The Mythical Man-Month
Frederick P. Brooks, Jr. 1975, 1982, ISBN 0-201-00650-2
An old classic that every engineer and software developer ought to re-read every 10 years or so to see that George Santayana was right: "Those who will not study history are doomed to repeat it".
Myths to Live By
Joseph Campbell, 1972, ISBN 0-14-019461-4
Famous now for the series he recorded with Bill Moyers just before his death, Joseph Campbell in this early series of lectures to the Cooper Union Forum in New York given between 1958 and 1971 lays out most of the his brilliant foundation on the importance and place of myth in cultures.
The Moral Basis of a Backward Society
Edward Banfield, 1958, ISBN 0-02-901510-3
Banfield and his wife studied a small Italian village in 1954-55 to try to understand what kept societies locked into essentially feudal states. His conclusion (summarized roughly) is that so long as a society trusts only family (or tribe) -- a condition he names “amoral familism” -- it cannot progress. This is a particularly interesting observation in the light of the third world problems of the new century.
The Evolution of Political Thought
C. Northcote Parkinson, 1958, ISBN 0-02-901510-3
Parkinson is better known for Parkinson’s Law, a humorous but insightful little book listed below. However, he wrote serious material too.

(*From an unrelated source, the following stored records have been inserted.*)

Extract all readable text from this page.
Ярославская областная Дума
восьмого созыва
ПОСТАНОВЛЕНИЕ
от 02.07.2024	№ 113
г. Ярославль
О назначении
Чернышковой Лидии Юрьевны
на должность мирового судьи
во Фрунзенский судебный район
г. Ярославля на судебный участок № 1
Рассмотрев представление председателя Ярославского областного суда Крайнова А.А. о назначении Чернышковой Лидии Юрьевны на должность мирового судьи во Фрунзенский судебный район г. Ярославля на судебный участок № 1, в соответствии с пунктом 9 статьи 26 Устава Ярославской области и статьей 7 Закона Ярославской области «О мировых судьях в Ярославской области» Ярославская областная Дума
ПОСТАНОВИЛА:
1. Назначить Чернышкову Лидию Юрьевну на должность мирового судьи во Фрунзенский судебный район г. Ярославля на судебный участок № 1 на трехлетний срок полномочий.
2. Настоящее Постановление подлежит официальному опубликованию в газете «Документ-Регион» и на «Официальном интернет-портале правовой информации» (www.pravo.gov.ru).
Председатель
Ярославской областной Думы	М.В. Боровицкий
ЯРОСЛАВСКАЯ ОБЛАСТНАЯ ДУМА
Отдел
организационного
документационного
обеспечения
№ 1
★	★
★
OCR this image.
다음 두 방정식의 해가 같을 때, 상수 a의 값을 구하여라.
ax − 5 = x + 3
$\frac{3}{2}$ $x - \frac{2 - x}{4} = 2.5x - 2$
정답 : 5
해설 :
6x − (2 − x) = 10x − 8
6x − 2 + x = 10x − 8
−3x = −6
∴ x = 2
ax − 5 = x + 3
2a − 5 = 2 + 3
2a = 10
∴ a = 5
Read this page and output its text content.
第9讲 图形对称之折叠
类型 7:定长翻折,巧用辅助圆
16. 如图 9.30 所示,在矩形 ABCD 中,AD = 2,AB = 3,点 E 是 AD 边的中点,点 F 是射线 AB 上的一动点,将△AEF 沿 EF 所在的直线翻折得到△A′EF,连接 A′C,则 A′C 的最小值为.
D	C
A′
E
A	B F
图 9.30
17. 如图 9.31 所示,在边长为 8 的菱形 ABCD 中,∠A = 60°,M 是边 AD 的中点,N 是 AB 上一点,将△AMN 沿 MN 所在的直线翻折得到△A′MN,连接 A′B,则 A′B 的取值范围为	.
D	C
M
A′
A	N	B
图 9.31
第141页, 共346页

In this almost unknown book Parkinson argues that each political system - dictatorship, aristocracy, democracy, etc. - carries in it the seeds of its own destruction, and that societies move through a reasonably predictable sequence of political systems, albeit occasionally skipping a step or two. Worth pondering for an assessment of how long our own system will last, and what will finally replace it.
Parkinson's Law
C. Northcote Parkinson, 1957, ISBN 1-56849-015-1
Parkinson's first law is that "work expands to fill the time allotted to it". From that starting point Parkinson shows, with much humor, how bureaucracies evolve. This is an old, but very good, classic.